2. “Private sector”: these are capitalists who have run out of ideas. They’ve figured that the biggest money to be made is not from innovation and selling products to consumers, but telling governments to pay them to provide a social service. The CEOs schmooze with government officials at the Muthaiga clubs of this world, all of them plotting how they’re going to stop equipping government facilities and paying government workers. The politicians remove regulations on the services, while the private sector runs a media blitz telling you how public services are necessarily bad and private sector can do a better job, and so we need PPPs. When private sector bills the government, government pays them much, much more than it would have spent providing the service.

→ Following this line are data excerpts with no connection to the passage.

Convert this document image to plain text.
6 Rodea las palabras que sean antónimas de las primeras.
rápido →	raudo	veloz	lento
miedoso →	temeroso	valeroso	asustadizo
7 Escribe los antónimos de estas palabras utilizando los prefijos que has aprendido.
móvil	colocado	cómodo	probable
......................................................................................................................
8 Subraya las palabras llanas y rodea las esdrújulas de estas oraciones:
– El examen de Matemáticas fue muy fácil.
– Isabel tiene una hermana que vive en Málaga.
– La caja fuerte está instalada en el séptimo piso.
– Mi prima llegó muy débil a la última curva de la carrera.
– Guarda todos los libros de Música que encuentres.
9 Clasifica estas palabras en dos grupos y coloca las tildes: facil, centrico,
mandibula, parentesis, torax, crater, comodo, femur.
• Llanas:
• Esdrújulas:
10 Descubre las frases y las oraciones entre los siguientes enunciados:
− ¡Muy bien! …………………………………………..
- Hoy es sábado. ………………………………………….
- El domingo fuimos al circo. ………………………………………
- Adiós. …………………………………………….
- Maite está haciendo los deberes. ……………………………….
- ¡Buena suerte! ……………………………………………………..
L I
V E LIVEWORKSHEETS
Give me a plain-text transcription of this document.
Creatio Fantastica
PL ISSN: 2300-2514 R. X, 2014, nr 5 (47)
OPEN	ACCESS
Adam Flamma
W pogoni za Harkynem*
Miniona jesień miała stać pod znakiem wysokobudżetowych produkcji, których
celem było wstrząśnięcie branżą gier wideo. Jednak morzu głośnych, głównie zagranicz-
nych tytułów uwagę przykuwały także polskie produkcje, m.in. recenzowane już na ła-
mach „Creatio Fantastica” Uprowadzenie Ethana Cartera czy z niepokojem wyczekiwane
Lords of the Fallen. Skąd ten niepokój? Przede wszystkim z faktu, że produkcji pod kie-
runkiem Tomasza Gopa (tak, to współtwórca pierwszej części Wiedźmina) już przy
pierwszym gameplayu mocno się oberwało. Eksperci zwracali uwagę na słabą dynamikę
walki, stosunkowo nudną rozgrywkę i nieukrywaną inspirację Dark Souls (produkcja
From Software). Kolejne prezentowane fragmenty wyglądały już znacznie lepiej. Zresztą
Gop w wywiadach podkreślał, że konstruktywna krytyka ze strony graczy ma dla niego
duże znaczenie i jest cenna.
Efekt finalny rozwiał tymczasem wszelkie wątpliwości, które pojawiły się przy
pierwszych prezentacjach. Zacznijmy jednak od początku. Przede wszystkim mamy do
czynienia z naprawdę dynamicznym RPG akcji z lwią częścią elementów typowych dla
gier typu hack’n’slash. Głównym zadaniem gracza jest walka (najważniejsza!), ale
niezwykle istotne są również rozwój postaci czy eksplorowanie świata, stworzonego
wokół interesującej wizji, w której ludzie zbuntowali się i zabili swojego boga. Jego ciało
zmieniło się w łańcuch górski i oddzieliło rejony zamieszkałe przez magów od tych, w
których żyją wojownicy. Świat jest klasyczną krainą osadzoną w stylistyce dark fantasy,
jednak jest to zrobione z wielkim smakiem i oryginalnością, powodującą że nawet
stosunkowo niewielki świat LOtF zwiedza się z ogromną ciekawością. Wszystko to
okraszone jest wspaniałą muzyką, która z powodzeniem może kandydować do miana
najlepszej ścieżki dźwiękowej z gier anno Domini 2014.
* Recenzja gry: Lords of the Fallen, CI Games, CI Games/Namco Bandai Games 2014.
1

3. A benevolent, well meaning philanthropist. When she’s cute like the first lady, she becomes more difficult to criticize. The philanthropist must be rich and well meaning. In the US, billionaires are not necessarily ruling families. In Kenya, they are one and the same. The philanthropist ignores the cause of the failure of public services, and selflessly offers to contribute or raise funds for the social service the government continues to collect taxes for, but fails to provide.
4. A fundraising event: this is where the public is given the opportunity to ooh and aah, share hugs and kisses and brush shoulders with the rich and famous. In this case, it’s the only time we get to see Muigai as a loving husband.
5. And this is the worst part: a list of donors that includes government bodies that have failed to provide the service, and corporates who receive government tenders to provide social services. That’s how the British government is undermining NHS, while the consultancies like McKinsey celebrate over champagne. At the 2016 marathon, contributions came from DP, and the same Ministry of Health that has failed to provide the service that our taxes pay for.
The donors don’t mind the huge contributions. They’ll get their money back, many times over, when that government tender comes through.
Use this formula for Sonko Rescue, Education reforms, #Lipakamatender, Sid Chatterjee’s UHC campaign, and you get the same characters.
And that, in a nutshell, is what we call theory. It’s not that hard, is it?